Management Miscellany
| Peter Klein |
1. We are not big on Jim Collins here at O&M but Toyota president Akio Toyoda is a fan, explaining his company’s woes in terms of Collins’s five stages of business decline. (Is “be headquartered in a country with an overvalued currency” one of the stages?)
2. Karen Ho’s Liquidated: An Ethnography of Wall Street (Duke, 2008) is reviewed by fellow anthropologist Gillian Tett in the FT. The key to understanding the financial crisis, we learn, is Bourdieu (why haven’t I read about this book on orgtheory.net?). “Massive corporate restructurings are not caused so much by abstract financial models as by the local, cultural habitus of investment bankers, the mission-driven narratives of shareholder value and the institutional culture of Wall Street.” Why didn’t I think of that?
3. I’ve been reading Yevgeny Zamyatin’s We, the first of great dystopian novels (in Natasha Randall’s new translation). I had head that Taylorism figures prominently in the novel, but didn’t know Taylor would be mentioned by name. “Yes, that Taylor was, without doubt, the most brilliant of the Ancients. True, he didn’t think everything through, didn’t extend his method throughout life, to each step, around the clock. He wasn’t able to integrate his system from an hour to all twenty-four.
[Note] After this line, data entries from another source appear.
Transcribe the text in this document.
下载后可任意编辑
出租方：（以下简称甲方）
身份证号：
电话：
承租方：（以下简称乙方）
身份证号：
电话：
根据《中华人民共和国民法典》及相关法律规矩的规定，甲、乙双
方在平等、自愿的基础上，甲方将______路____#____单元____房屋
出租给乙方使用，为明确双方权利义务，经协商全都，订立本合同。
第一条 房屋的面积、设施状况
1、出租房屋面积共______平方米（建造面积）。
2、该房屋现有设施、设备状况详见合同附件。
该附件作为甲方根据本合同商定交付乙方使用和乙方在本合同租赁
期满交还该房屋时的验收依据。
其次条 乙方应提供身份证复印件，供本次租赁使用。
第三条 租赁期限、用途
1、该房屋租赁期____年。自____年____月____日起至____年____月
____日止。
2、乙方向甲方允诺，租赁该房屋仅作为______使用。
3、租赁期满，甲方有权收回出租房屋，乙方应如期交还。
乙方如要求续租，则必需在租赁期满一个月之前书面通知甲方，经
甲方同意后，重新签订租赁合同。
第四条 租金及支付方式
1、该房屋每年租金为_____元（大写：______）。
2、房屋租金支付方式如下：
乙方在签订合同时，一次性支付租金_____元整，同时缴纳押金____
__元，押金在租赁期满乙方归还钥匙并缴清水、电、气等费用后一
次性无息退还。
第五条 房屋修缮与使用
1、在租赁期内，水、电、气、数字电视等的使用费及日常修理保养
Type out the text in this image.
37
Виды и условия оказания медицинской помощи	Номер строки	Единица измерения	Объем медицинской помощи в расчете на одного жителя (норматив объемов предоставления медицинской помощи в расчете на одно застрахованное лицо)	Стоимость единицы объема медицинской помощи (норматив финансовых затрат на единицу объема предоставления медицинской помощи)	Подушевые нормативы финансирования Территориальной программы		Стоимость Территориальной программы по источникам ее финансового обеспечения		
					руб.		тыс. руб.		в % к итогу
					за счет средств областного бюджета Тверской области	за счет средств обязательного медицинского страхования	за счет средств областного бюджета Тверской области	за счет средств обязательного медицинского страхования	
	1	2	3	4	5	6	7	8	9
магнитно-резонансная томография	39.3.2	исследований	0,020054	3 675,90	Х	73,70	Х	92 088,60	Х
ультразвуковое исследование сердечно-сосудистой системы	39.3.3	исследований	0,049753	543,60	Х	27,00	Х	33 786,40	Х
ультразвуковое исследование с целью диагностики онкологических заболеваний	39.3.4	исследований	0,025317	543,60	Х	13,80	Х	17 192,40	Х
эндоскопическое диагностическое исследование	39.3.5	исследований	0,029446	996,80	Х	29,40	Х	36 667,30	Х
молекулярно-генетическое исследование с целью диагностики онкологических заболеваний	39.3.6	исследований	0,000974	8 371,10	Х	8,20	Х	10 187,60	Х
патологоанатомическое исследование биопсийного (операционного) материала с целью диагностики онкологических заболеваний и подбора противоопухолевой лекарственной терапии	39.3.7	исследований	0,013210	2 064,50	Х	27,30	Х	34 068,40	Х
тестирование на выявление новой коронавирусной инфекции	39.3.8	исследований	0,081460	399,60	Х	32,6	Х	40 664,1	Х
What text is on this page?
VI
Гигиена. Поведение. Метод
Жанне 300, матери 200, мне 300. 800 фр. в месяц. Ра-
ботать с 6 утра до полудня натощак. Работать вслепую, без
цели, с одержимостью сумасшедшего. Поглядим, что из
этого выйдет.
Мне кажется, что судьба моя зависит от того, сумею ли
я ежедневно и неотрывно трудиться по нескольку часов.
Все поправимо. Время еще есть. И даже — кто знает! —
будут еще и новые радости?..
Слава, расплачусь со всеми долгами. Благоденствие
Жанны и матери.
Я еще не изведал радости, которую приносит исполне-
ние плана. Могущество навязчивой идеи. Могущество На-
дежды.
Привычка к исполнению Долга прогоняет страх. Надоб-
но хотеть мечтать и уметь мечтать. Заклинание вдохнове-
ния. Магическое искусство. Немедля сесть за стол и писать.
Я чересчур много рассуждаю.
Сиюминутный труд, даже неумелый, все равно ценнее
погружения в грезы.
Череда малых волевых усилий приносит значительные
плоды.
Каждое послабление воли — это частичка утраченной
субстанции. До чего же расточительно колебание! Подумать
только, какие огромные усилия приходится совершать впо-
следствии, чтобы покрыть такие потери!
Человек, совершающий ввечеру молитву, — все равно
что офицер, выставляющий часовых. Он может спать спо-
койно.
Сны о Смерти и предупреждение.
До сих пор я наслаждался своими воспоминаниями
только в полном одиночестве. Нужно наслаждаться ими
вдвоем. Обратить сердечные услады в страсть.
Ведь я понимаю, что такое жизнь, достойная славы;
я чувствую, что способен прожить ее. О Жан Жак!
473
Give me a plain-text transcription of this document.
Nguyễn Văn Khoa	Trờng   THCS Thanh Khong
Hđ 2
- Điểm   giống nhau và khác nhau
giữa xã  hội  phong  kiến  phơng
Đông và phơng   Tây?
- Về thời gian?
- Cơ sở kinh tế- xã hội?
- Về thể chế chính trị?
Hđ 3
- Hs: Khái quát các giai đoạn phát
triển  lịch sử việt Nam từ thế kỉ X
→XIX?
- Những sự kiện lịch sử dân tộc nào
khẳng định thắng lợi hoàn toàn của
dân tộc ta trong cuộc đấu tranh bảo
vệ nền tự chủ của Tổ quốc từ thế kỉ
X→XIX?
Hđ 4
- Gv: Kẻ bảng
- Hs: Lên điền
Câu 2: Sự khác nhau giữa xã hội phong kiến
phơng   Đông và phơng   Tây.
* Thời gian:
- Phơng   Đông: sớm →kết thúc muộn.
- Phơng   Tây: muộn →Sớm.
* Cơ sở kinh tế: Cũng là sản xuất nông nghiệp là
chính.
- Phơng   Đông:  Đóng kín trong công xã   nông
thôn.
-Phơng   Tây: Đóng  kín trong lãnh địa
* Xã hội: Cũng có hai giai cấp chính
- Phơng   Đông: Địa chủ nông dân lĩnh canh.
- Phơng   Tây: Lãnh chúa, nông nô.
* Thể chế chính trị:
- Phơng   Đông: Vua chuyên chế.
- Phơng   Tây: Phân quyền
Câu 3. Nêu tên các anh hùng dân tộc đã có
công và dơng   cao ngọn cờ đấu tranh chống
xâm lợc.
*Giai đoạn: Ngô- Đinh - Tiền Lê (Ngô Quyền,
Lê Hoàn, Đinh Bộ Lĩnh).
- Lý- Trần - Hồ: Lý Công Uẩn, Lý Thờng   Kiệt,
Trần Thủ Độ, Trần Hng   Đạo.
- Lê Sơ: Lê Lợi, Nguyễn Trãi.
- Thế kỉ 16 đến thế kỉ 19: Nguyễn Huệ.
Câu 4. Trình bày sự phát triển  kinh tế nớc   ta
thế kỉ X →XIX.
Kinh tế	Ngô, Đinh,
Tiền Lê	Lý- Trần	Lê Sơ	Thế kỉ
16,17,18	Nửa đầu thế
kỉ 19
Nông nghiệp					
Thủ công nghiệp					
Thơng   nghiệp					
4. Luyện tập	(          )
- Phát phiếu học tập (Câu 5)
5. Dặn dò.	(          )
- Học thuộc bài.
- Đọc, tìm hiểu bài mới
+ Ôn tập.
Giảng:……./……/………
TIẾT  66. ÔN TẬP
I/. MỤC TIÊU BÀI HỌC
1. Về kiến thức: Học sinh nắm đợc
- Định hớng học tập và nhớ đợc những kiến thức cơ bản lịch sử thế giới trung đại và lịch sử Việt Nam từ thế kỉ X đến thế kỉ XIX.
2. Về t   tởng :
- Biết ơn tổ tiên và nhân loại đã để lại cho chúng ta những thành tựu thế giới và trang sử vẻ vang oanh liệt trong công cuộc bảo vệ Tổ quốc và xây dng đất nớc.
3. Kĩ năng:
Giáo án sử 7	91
But all the same: how they could have written whole libraries about the likes of Kant — and not take notice of Taylor, a prophet, with the ability to see ten centuries ahead?” Of course, as we’ve noted before, there’s more to Taylor than meets the eye.
Stewart Macaulay
| Peter Klein |
Here’s a lecture I wish I could have attended: Stewart Macaulay gave today’s Annual Distinguished Lecture at BYU Law School. Macaulay, as noted in BYU’s blurb, is “an internationally recognized scholar and a leader of the law-in-action approach to contracts. He pioneered the study of business practices and legal work regarding contract law. He is also one of the founders of the law and society movement.” More important for our purposes, Macaulay’s emphasis on what Williamson calls “private ordering” — the governance of contractual relations by convention, private arbitration, and firms’ own “internal courts” — has been extremely influential for transaction cost economics.
Here’s the abstract of Macaulay’s lecture:
A Contract Crisis? “It Ain’t Necessarily So.”
There are several proposals for a new contract law. On one hand, our economic crisis suggests that many see the need to rewrite or rescind contracts to reflect the drastically changed conditions of the past few years. On the other hand, there are proposals for a far more formal law of contracts than are found in the Uniform Commercial Code and the Restatement (2d) Contracts. Drawing on calls for “a new legal realism,” Professor Macaulay suggests that there is much that we don’t know about the need for and the consequences of such major revisions. He stresses, however, that a key word in Ira Gershwin’s lyrics from “Porgy and Bess” is “necessarily.” The first step must be a better picture of contract law in action. Such a picture might support some but not other changes.
I hope the lecture will appear soon on Macaulay’s website, and that Gordon Smith will post reactions at the Glom.